I’ve attended Sanctuary on and off for a dozen years. And in the same way that some folks convince themselves that they are “not writers,” before Sanctuary I was sure I was no artist. For all my preaching about the importance of play in writing, and how essential it is to set aside negative judgement about first drafts, I had never examined my own aversion to anything artistic. But those collage supplies, including heaps of American Showcase illustration catalogs, were so tempting. And here is what I discovered: There is no such thing as a bad collage (just like there is no such thing as a bad first draft).
Unfetterd Joy
The process of looking through materials, finding images that appeal (for who knows what reason), of cutting them out and trying different arrangements on the page, is contemplative and satisfying in ways I cannot explain. The final product almost always looks great. And if it doesn’t, a collage can just be cut into strips and woven into another collage.
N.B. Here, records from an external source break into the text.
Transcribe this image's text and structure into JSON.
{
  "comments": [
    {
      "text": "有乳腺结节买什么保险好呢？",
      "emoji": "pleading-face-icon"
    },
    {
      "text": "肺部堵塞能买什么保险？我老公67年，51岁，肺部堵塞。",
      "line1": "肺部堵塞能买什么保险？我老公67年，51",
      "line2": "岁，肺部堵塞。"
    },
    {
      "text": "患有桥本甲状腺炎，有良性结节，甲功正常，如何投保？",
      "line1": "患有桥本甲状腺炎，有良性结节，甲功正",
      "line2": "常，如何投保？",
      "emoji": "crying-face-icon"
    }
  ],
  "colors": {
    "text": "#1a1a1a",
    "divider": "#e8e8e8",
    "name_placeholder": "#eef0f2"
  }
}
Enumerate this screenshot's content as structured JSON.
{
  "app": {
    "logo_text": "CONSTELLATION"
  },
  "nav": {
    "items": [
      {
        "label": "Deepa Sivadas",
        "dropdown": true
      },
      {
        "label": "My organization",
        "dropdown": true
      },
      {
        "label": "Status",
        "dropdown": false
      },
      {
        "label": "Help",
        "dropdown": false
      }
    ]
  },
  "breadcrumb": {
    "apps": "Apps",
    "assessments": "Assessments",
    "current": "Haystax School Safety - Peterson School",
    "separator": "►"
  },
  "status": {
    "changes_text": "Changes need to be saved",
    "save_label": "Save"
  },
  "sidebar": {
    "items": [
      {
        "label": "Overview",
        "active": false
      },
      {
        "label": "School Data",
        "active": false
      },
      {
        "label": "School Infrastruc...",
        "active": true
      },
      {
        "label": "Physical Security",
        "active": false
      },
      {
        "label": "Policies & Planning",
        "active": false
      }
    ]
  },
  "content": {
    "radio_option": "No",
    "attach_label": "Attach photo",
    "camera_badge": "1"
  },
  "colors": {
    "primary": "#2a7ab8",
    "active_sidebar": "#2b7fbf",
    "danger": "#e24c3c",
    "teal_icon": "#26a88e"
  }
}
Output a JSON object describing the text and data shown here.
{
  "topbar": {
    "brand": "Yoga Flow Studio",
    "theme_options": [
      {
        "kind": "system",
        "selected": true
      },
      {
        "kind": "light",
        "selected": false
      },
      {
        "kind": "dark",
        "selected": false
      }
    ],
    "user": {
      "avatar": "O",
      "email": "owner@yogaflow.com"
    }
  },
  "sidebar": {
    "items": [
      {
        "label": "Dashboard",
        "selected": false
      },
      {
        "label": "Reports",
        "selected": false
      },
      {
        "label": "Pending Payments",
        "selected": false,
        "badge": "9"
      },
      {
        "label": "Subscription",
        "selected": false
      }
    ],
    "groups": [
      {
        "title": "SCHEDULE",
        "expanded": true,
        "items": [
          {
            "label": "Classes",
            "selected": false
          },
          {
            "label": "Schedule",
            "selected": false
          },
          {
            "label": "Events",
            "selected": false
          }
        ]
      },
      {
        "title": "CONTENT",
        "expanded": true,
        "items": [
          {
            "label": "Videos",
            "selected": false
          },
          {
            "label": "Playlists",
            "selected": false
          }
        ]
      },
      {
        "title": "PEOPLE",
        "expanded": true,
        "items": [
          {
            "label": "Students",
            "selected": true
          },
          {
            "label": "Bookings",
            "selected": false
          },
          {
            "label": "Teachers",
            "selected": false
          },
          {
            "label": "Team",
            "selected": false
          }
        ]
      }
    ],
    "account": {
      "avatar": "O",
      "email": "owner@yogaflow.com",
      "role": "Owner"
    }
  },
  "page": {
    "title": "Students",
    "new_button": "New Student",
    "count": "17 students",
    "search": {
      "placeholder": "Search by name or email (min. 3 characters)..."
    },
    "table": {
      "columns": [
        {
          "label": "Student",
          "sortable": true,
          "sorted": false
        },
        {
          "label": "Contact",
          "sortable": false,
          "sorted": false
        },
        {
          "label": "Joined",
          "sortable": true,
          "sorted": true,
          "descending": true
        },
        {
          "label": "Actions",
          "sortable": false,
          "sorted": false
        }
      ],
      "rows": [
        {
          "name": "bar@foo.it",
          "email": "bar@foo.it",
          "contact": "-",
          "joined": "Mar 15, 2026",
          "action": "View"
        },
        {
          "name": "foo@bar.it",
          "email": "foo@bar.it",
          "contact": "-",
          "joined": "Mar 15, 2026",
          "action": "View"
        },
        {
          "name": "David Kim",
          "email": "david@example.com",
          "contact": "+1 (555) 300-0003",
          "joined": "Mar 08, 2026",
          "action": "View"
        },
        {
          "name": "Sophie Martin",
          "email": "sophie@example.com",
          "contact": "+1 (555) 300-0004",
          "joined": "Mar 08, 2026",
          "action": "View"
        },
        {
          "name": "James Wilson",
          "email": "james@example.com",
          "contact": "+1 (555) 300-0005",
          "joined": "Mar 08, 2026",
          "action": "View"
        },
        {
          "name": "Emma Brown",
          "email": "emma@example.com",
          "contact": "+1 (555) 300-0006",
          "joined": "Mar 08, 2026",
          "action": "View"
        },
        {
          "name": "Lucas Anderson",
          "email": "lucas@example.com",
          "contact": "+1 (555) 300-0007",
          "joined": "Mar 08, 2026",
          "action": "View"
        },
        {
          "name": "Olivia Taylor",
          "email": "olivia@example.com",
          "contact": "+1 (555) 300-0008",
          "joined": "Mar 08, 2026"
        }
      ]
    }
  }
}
In my first effort, a monster’s head tops the torso of a woman pirate in full regalia. Next to her a cutout of a Rumi poem admonishes us to marry the ocean the first chance we get. I was bitten by the collage bug. By 2020 I had collected my own stack of catalogs and calendars at home.
My pandemic collage features a woman whose head is encased in a glass dome. In between those two I made many others, including a Rube Goldberg collage in which a tiny hammer sets off a cascade of improbable events that finally ends in a broken lightbulb. Collages decorate my house and some I’ve sent off as gifts. And over the years I’ve hosted collage parties at home, where my friends can discover this amazing process for themselves. So can you.
Trying Something New
You may already have some materials at home, and collecting them is easy. Save old wall calendars, along with bits of ribbon and the best of the clothing catalogs that arrive in the mail (Gudren Sjoden, for example, features models past midlife). American Showcase is an annual illustration catalog with high quality examples from a variety of graphic artists, and the out-of-date volumes are inexpensive on various websites.
For backing use watercolor paper or whatever is on hand; Susan buys unused pizza boxes from pizzerias and brings them to Sanctuary for three dimensional collages that also store unused cutouts. Use glue sticks to join up your images and once they are dry, burnish with Mod Podge for an integrated look. Collaging goes beyond easy and fun. It’s not a stretch to call it a spiritual practice.
I am fully convinced that we are all writers. Collage teaches us another lesson: We are all artists. And in the wake of November 5, there is yet another truth to bear in mind: Despite it all, every one of us deserves to play.